It appears that nothing is sacred to organized crime in Mexico – at least if Mexican officials are correct in establishing blame for an attack on Sept. 15 that killed eight people and injured more than 100 (reports of numbers killed vary from three to eight) in the colonial city of Morelia. Eleven children were wounded, none seriously.
Like the 4th of July in the US, Sept. 16 is a day that Mexicans cherish and traditionally celebrate with parades and large gatherings in city and town plazas throughout the country. The large gathering at 11 p.m. the night before the holiday is apparently what attracted the attackers.

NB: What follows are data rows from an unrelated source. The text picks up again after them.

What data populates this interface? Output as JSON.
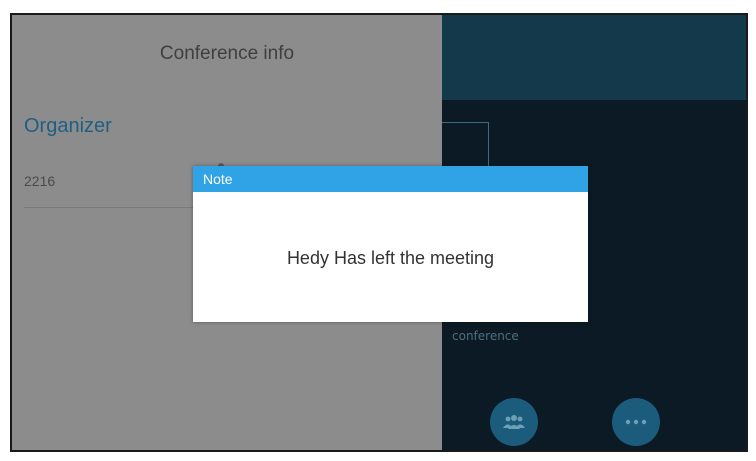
{
  "panel": {
    "title": "Conference info",
    "section_heading": "Organizer",
    "members": [
      "2216"
    ]
  },
  "background": {
    "conference_label": "conference",
    "buttons": [
      {
        "icon": "contacts-icon"
      },
      {
        "icon": "more-icon"
      }
    ]
  },
  "dialog": {
    "title": "Note",
    "message": "Hedy Has left the meeting"
  },
  "colors": {
    "dialog_header": "#2fa3e6",
    "section_heading": "#1e5f84",
    "button_fill": "#1b5c7d",
    "overlay_panel": "#8c8c8c"
  }
}
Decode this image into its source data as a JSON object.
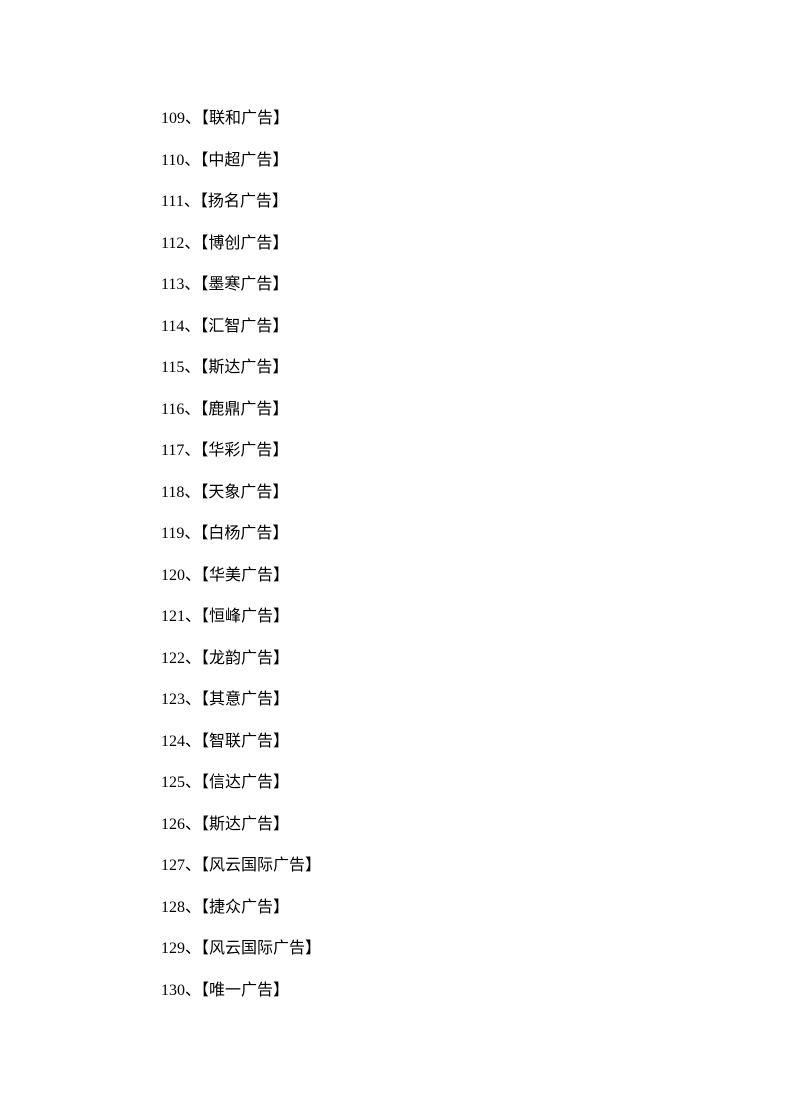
{
  "items": [
    {
      "num": "109",
      "name": "联和广告"
    },
    {
      "num": "110",
      "name": "中超广告"
    },
    {
      "num": "111",
      "name": "扬名广告"
    },
    {
      "num": "112",
      "name": "博创广告"
    },
    {
      "num": "113",
      "name": "墨寒广告"
    },
    {
      "num": "114",
      "name": "汇智广告"
    },
    {
      "num": "115",
      "name": "斯达广告"
    },
    {
      "num": "116",
      "name": "鹿鼎广告"
    },
    {
      "num": "117",
      "name": "华彩广告"
    },
    {
      "num": "118",
      "name": "天象广告"
    },
    {
      "num": "119",
      "name": "白杨广告"
    },
    {
      "num": "120",
      "name": "华美广告"
    },
    {
      "num": "121",
      "name": "恒峰广告"
    },
    {
      "num": "122",
      "name": "龙韵广告"
    },
    {
      "num": "123",
      "name": "其意广告"
    },
    {
      "num": "124",
      "name": "智联广告"
    },
    {
      "num": "125",
      "name": "信达广告"
    },
    {
      "num": "126",
      "name": "斯达广告"
    },
    {
      "num": "127",
      "name": "风云国际广告"
    },
    {
      "num": "128",
      "name": "捷众广告"
    },
    {
      "num": "129",
      "name": "风云国际广告"
    },
    {
      "num": "130",
      "name": "唯一广告"
    }
  ],
  "separator": "、",
  "bracket_open": "【",
  "bracket_close": "】"
}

Thousands in a crowd near the governor’s home were poised to repeat the “grito,” or shout for independence, about to be delivered by Gov. Leonel Godoy, when an explosion rocked the plaza. A second blast was discharged a few minutes later a few blocks away. The governor said that because of the damage and death toll, officials believe grenades were launched into the crowd.

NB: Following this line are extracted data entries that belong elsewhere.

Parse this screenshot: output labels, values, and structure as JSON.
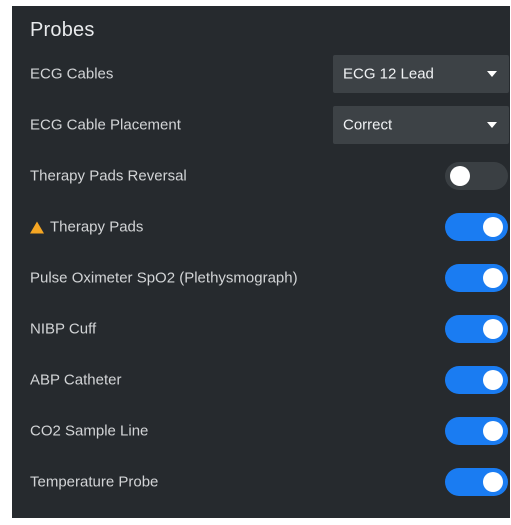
{
  "panel": {
    "title": "Probes"
  },
  "rows": [
    {
      "label": "ECG Cables",
      "control": "select",
      "value": "ECG 12 Lead"
    },
    {
      "label": "ECG Cable Placement",
      "control": "select",
      "value": "Correct"
    },
    {
      "label": "Therapy Pads Reversal",
      "control": "toggle",
      "on": false
    },
    {
      "label": "Therapy Pads",
      "control": "toggle",
      "on": true,
      "icon": "warning-triangle-icon"
    },
    {
      "label": "Pulse Oximeter SpO2 (Plethysmograph)",
      "control": "toggle",
      "on": true
    },
    {
      "label": "NIBP Cuff",
      "control": "toggle",
      "on": true
    },
    {
      "label": "ABP Catheter",
      "control": "toggle",
      "on": true
    },
    {
      "label": "CO2 Sample Line",
      "control": "toggle",
      "on": true
    },
    {
      "label": "Temperature Probe",
      "control": "toggle",
      "on": true
    }
  ],
  "colors": {
    "panel_bg": "#262a2e",
    "toggle_on": "#1a7cf2",
    "toggle_off": "#3a3f43",
    "warning": "#f5a623",
    "select_bg": "#3d4246"
  }
}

Godoy is governor of Michoacan, the home state of President Felipe Calderon and a center for drug trafficking. Thousands of soldiers are already in the state, trying to stem the violence and flow of drugs. Calderon pleaded for information about the attack and promised an immediate response by armed forces.

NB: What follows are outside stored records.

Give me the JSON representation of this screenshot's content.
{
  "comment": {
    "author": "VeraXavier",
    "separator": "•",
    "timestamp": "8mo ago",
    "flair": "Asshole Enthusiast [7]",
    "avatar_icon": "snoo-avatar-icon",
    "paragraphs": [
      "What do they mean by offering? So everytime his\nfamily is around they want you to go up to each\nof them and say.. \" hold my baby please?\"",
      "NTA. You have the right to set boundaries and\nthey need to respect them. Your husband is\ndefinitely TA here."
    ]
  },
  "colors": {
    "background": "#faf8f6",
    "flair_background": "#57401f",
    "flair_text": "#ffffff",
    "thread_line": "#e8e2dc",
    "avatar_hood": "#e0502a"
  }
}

"The country demands national unity, unity that requires our unanimous repudiation," the president said.
The attack raised speculation as to just who was to blame. "It could be a warning to the federal government, which has put a lot of money and manpower to deal with drugs, which are very powerful there," said Peter Hakim, president of the Inter-American Dialogue, a Washington-based think tank on Western Hemisphere affairs. "It could be leftist guerrilla groups that occasionally throw a bomb.”
This attack sends a chilling message to the people of Mexico. Although the drug cartels have been killing their rivals in increasingly gory incidents, they generally do not attack crowds of people that include women, children and other innocent people.
Morelia’s Independence Day parade was cancelled, as the attack cast a pall over parades planned across the nation to celebrate the 1810 start of Mexico’s 10-year war of independence from Spain.